While Slonim talked about residents' health, Tom Murphy, senior fellow at the Urban Land Institute, reiterated Reno's need for improved urban health.
“Cities don’t change or succeed by accident; they succeed or fail by intentionality," Murphy said.
The city of Reno previously hired Murphy's team to give recommendations for improving the 5.7-mile Virginia Street corridor.
"It typifies the good, bad and ugly of Reno, doesn't it," Murphy asked the crowd.
He noted that boomers are looking for the same thing as millennials: vibrant, artistic, culturally relevant, walkable or bikable urban environments. Millennials in particular, are less likely to own a car, preferring other modes of transportation, he said. Reno needs to invest in making the corridor into a place where both generations can enjoy their evolving predilections, he said.
At the end, Kazmierski said for Reno to achieve all of these things, it must address its affordability problem.
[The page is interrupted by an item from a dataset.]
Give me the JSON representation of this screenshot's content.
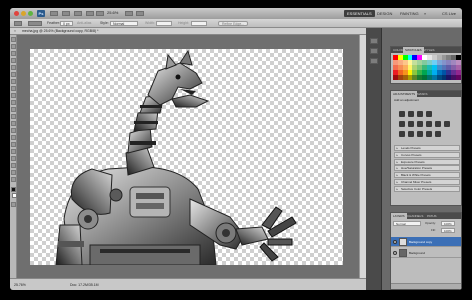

He showed the audience the increasing cost of real estate and rent, while incomes increase modestly.
“If you can’t afford a house what do you do? Rent a trailer, sleep on the river or rent an apartment,” he said.
But he is bullish on Reno and in favor of managed growth even at the cost of what others consider historic and salvable, such as the motels demolished in downtown.
“In case you didn’t notice, we’re growing," he said. "But not everyone likes growth; people in line or waiting in traffic aren’t happy with (EDAWN) right now.”
Similar to many of Kazmierski's public addresses, he said there's always more work to be done.
“This is not a bubble. There is no projection in the future and some of the numbers are slowing down," he said. “The best thing you can do is attract talent to the region: friends, family, alumni. Reno-Sparks is an opportunity and they need to come here.”